Skin Care Problems Infections

The skin works as a diligent, protective barrier that protects us from external substances that can be harmful to our health. However, because the skin is porous and constantly comes into contact with the elements, it is susceptible to a variety of possible infections. Any skin infection that a person gets stems from one of four different possible causes:

  • a bacteria
  • a fungus
  • a parasites
  • a virus.

As a result, the symptoms and associated treatments depend on which of the above factors is responsible for the skin infection.

Bacterial Skin Infections

While many different types of healthy bacteria live on the skin, at times, harmful bacteria can penetrate the pores and cause us to suffer from a bacterial skin infection. Depending on the type of bacteria, the skin infection can range from being mild and treatable to seriously life-threatening.

People susceptible to skin infections caused by bacteria include:

  • diabetics
  • HIV and AIDS patients
  • those with cuts, sunburns or open wounds
  • those with weakened immune systems.

Because antibiotics are effective at killing harmful bacteria, they are one of the primary treatments used to fight bacterial skin infections.

Here is a look at some of the most common types of bacterial skin infections:

  • cellulitis: Marked by skin inflammation and tenderness, cellulitis is typically caused by strep or staph infections, animal bites or wounds exposed to contaminated water. Treatment generally revolves around taking antibiotics and applying cold compresses to the infection site.
  • folliculitis: Characterized by damaged hair and pus-filled hair follicles, folliculitis occurs when bacteria has infected and inflamed the hair follicles. Folliculitis treatment includes taking antibiotics, draining pus and keeping the affected area clean.
  • staphylococcal scalded skin syndrome: Marked by peeling skin, blistering and fevers, this bacterial skin infection usually affects young children and those with weakened immune systems. Antibiotics are the only form of treatment for this condition.

Fungal Skin Infections

Like bacteria, healthy fungi live on the skin’s surface, especially in the moister areas of the body. However, when harmful fungi penetrate the skin, it can cause fungal skin infections. In general, fungal infections tend to spread easily over the body: Just touching an affected area and then touching another part of the body can cause the skin infection to spread.
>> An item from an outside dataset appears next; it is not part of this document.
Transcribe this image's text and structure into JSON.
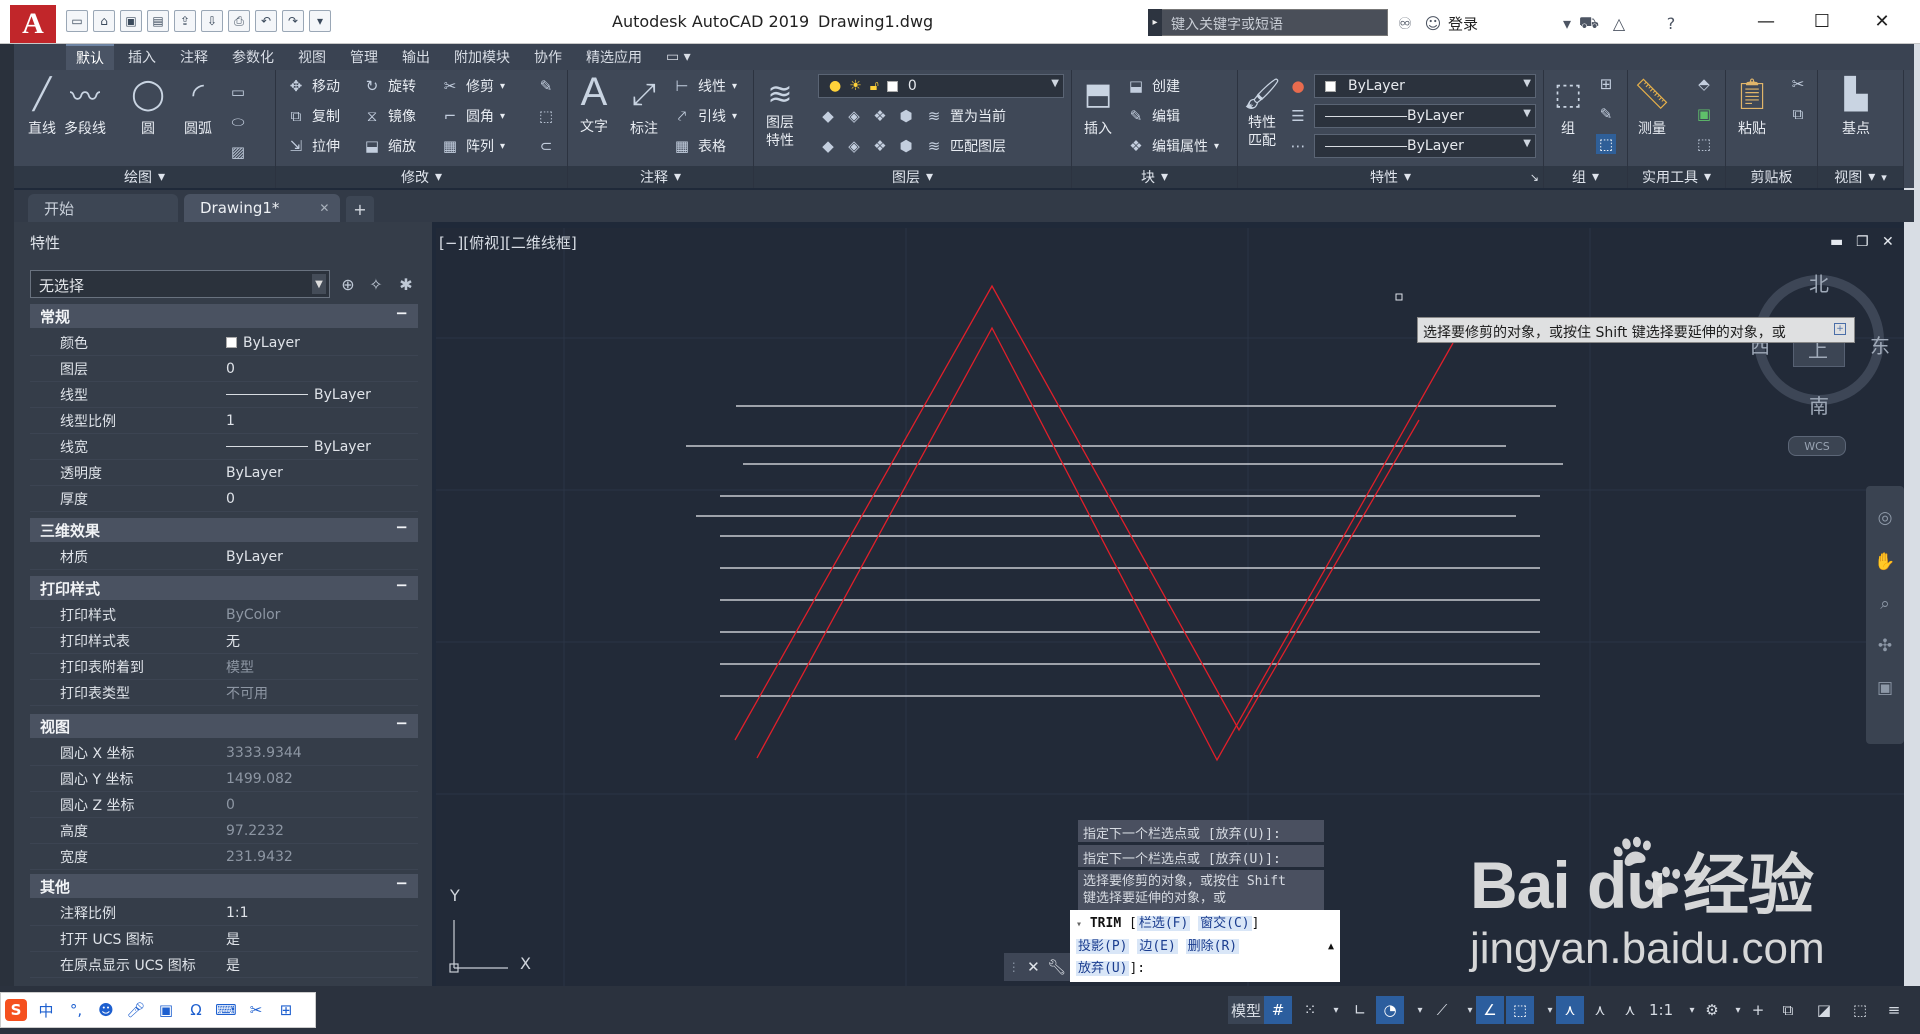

Common fungal skin infections include:

  • candidiasis: Generally known as a yeast infection, candidiasis can affect the mouth, nails and genitals. Symptoms include white patches of skin, redness, itchiness and pain, depending on the area affected. Prescription creams and/or mouthwashes are used to treat yeast infections.
  • ringworm: Also referred to as tinea infections, ringworm causes red, itchy, scaly, ring-like blotches on the affected area. Jock itch and athlete’s foot are two of the most common forms of ringworm. Treatment revolves around anti-fungal medications and creams, along with steroids to reduce inflammation in more serious cases.
  • tinea versicolor: Typically affecting the torso, tinea versicolor causes a series of lighter or darker blotches on the skin that won’t tan. Taking anti-fungal medication and applying dandruff shampoo to the skin are the two methods of treating this fungal skin infection.

Parasitic Skin Infections

Like bacteria and fungi, some parasites live on the skin without causing us any health problems. Yet, the presence of harmful parasites can lead to the following parasitic skin infections:

  • creeping eruption: Caused by hookworms, creeping eruption infects humans when they come into contact with infected pet feces. This parasitic skin infection causes intense itchiness on the lower body. Liquid thiabendazole and prescription topical creams are used to treat creeping eruption.
  • lice: Caused by the presence of tiny insects, lice causes the affected area to be severely itchy. This highly contagious parasitic skin infection is treated with medicated shampoo and soaps, along with a thorough washing of all clothing and materials the affected person has touched.
  • scabies: Caused by a mite infestation, scabies is a highly contagious parasitic infection that causes the skin to erupt with tiny, itchy red bumps. Treatment for scabies includes prescription ointments and antihistamines to relieve itchiness.

Viral Skin Infections

The three main types of viruses that cause skin infections include the herpes simplex virus, the papillomavirus and the poxvirus. Because there is no cure for viruses, treatment for viral conditions focuses on relieving the symptoms. Common viral skin infections include:

  • cold sores: Caused by the herpes virus, cold sores cause small, itchy blisters to form around the mouth. Oral soreness and tingling around the lips are also symptoms associated with cold sores. Treating cold sores requires that patients take anti-viral drugs and/or use idoxuridine paint (a type of topical treatment).
  • shingles: Also referred to as herpes zoster, shingles is characterized by rashes, skin sensitivity and small painful blisters anywhere on the body. Shingles are considered to be caused, in part, by stress. Bed rest, calamine lotion and the application of cold compresses defines the usual treatment options for shingles.